Without communication costs, pioneering work includes the book by Coffman [5]. The book by El-Rewini et al. [7] and the IEEE compilation of papers [15] provide additional material. On the theoretical side, Appendix A5 of Garey and Johnson [8] provides a list of NP-complete scheduling problems. Also, the book by Brucker [2] offers a comprehensive overview of many complexity results.

The literature with communication costs is more recent. See the survey paper by Chrétienne and Picouleau [4]. See also the book by Darte et al. [6], where many heuristics are surveyed. The book by Sinnen [16] provides a thorough discussion on communication models. In particular, it describes several extensions for modeling and accounting for communication contention.
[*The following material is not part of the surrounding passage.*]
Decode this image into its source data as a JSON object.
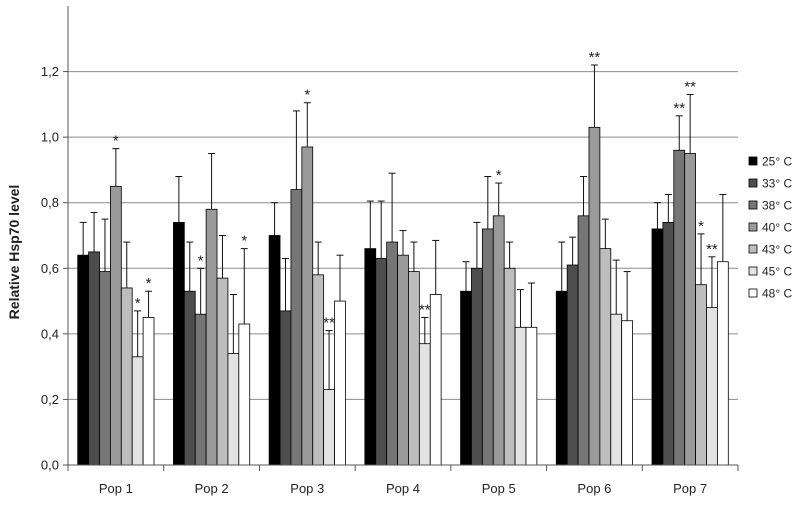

Workflow scheduling is quite a hot topic with the advent of large-scale computing platforms. A few representative papers are [1,  11,  17,  18].

Modern scheduling encompasses a wide spectrum of techniques: divisible load scheduling, cyclic scheduling, steady-state scheduling, online scheduling, job scheduling, and so on. A comprehensive survey is available in the book [14]. See also the handbook [12].

Most of the material presented in this entry is excerpted from the book by Casanova et al. [3].